The problem: Outlook is too good. Even when I disagree with an article, such as today’s major B1 cover piece from a Joel Kotkin, who I think has parsed one too many numbers and is exhibiting “behind-the-times-thinking” (inside joke) regarding media bias, I find arguments in Outlook at least intriguing enough (as opposed to most of what George Will writes) to read them.
Kotkin doesn’t try to hide his bias: “The mainstream media, the universities and the cultural establishment, including most of Hollywood, are the voices of [liberals], whose elites, like many of England’s Cavaliers and Charles I’s French wife before them, are most concerned with winning over continental opinion and mimicking the European way of life.”
Anybody who thinks the mainstream media is liberal is probably “mimicking the European way of life” in a remote Tuscany village with no access to U.S. media.

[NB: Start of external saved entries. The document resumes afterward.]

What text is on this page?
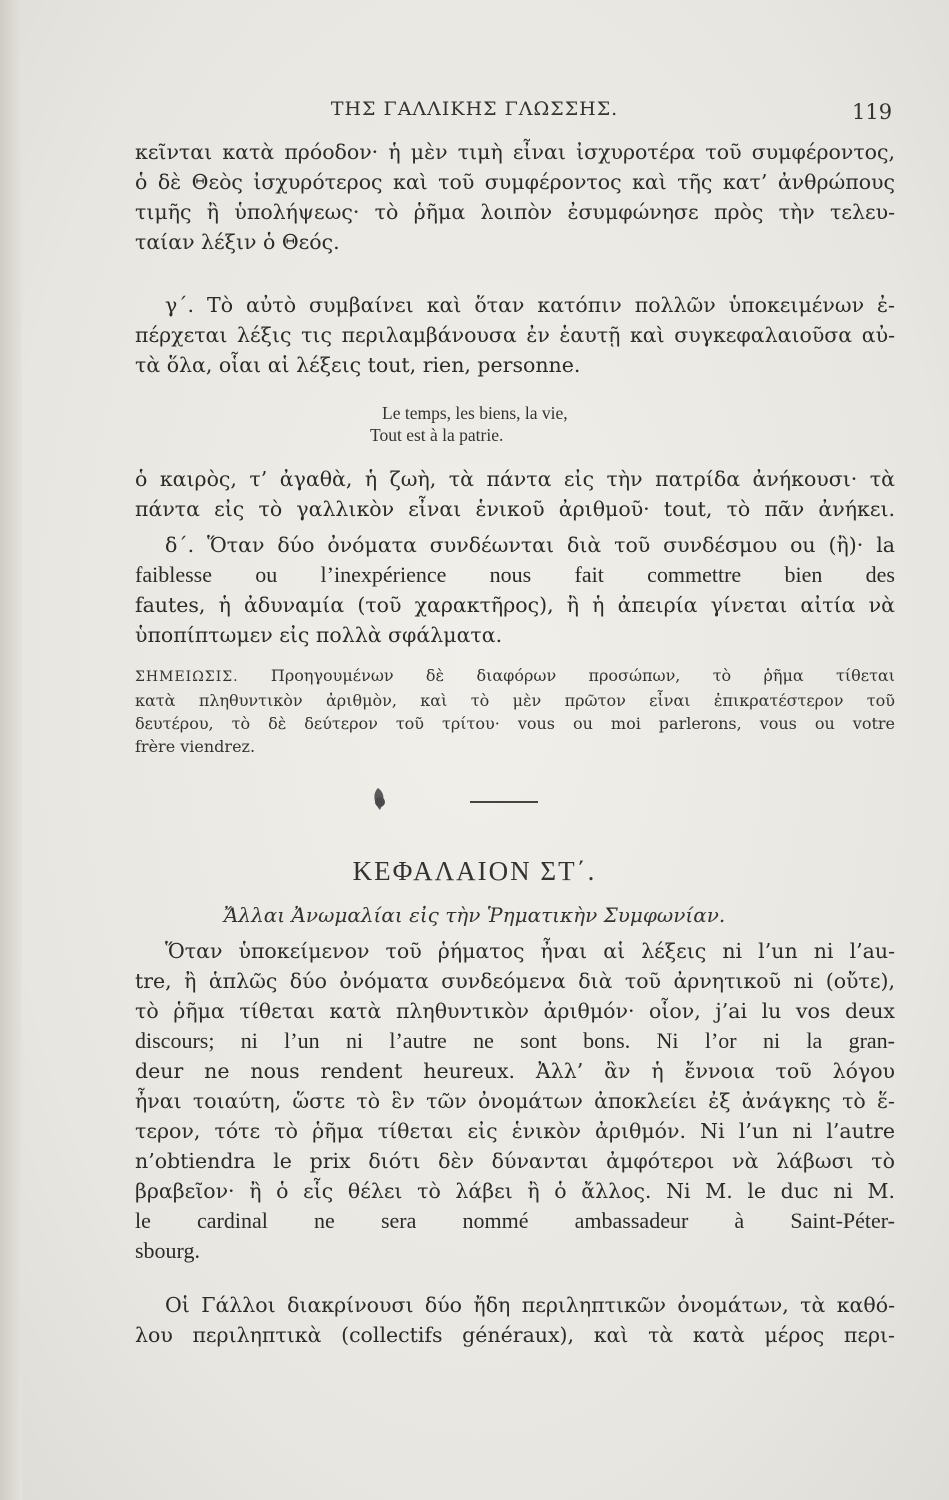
ΤΗΣ ΓΑΛΛΙΚΗΣ ΓΛΩΣΣΗΣ.	119
κεῖνται κατὰ πρόοδον· ἡ μὲν τιμὴ εἶναι ἰσχυροτέρα τοῦ συμφέροντος,
ὁ δὲ Θεὸς ἰσχυρότερος καὶ τοῦ συμφέροντος καὶ τῆς κατ’ ἀνθρώπους
τιμῆς ἢ ὑπολήψεως· τὸ ῥῆμα λοιπὸν ἐσυμφώνησε πρὸς τὴν τελευ-
ταίαν λέξιν ὁ Θεός.
γ΄. Τὸ αὐτὸ συμβαίνει καὶ ὅταν κατόπιν πολλῶν ὑποκειμένων ἐ-
πέρχεται λέξις τις περιλαμβάνουσα ἐν ἑαυτῇ καὶ συγκεφαλαιοῦσα αὐ-
τὰ ὅλα, οἷαι αἱ λέξεις tout, rien, personne.
Le temps, les biens, la vie,
Tout est à la patrie.
ὁ καιρὸς, τ’ ἀγαθὰ, ἡ ζωὴ, τὰ πάντα εἰς τὴν πατρίδα ἀνήκουσι· τὰ
πάντα εἰς τὸ γαλλικὸν εἶναι ἑνικοῦ ἀριθμοῦ· tout, τὸ πᾶν ἀνήκει.
δ΄. Ὅταν δύο ὀνόματα συνδέωνται διὰ τοῦ συνδέσμου ou (ἢ)· la
faiblesse ou l’inexpérience nous fait commettre bien des
fautes, ἡ ἀδυναμία (τοῦ χαρακτῆρος), ἢ ἡ ἀπειρία γίνεται αἰτία νὰ
ὑποπίπτωμεν εἰς πολλὰ σφάλματα.
ΣΗΜΕΙΩΣΙΣ. Προηγουμένων δὲ διαφόρων προσώπων, τὸ ῥῆμα τίθεται
κατὰ πληθυντικὸν ἀριθμὸν, καὶ τὸ μὲν πρῶτον εἶναι ἐπικρατέστερον τοῦ
δευτέρου, τὸ δὲ δεύτερον τοῦ τρίτου· vous ou moi parlerons, vous ou votre
frère viendrez.
ΚΕΦΑΛΑΙΟΝ ΣΤ΄.
Ἄλλαι Ἀνωμαλίαι εἰς τὴν Ῥηματικὴν Συμφωνίαν.
Ὅταν ὑποκείμενον τοῦ ῥήματος ἦναι αἱ λέξεις ni l’un ni l’au-
tre, ἢ ἁπλῶς δύο ὀνόματα συνδεόμενα διὰ τοῦ ἀρνητικοῦ ni (οὔτε),
τὸ ῥῆμα τίθεται κατὰ πληθυντικὸν ἀριθμόν· οἷον, j’ai lu vos deux
discours; ni l’un ni l’autre ne sont bons. Ni l’or ni la gran-
deur ne nous rendent heureux. Ἀλλ’ ἂν ἡ ἔννοια τοῦ λόγου
ἦναι τοιαύτη, ὥστε τὸ ἓν τῶν ὀνομάτων ἀποκλείει ἐξ ἀνάγκης τὸ ἕ-
τερον, τότε τὸ ῥῆμα τίθεται εἰς ἑνικὸν ἀριθμόν. Ni l’un ni l’autre
n’obtiendra le prix διότι δὲν δύνανται ἀμφότεροι νὰ λάβωσι τὸ
βραβεῖον· ἢ ὁ εἷς θέλει τὸ λάβει ἢ ὁ ἄλλος. Ni M. le duc ni M.
le cardinal ne sera nommé ambassadeur à Saint-Péter-
sbourg.
Οἱ Γάλλοι διακρίνουσι δύο ἤδη περιληπτικῶν ὀνομάτων, τὰ καθό-
λου περιληπτικὰ (collectifs généraux), καὶ τὰ κατὰ μέρος περι-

I certainly don’t agree with Melanie Scarborough’s philosophies, which can be summed up: What’s mine is mine, and what’s ours is mine, but I don’t want to pay for it. But today she raised questions about some programs that Democrats would be wise to answer.
Two articles (one here) in Outlook about college admissions were perfectly timed, especially for our family. Our oldest daughter is in the midst of “the wait.” Author Patricia Dalton sums up perfectly the imperfect sense those of us living in the Washington suburbs have about education and the pursuit of happiness.
The article on the upcoming Supreme Court case about when we must identify ourselves to authorities raised intriguing questions.
And then there’s the Op-ed and editorial pages, which are not edited by Luxenberg and therefore he is blameless.
I especially love reading editorials like today’s slamming Bush. You can almost hear the editors lament, “Man, were we hoodwinked or what. Please, sir, make us proud that we supported your silly war.”
I didn’t agree totally with Jim Hoagland’s op-ed column today, but he’s provocative. One might say “stunning.”
And Ombudsman Michael Getler summed up my feelings about whatever problems beset the journalism profession: Editors should share the blame. Well done.
So, Mr. Luxenberg, please get together with the editorial page editors and put out at least the occasional lousy Outlook. Then I’d have better things to do with my Sunday morning.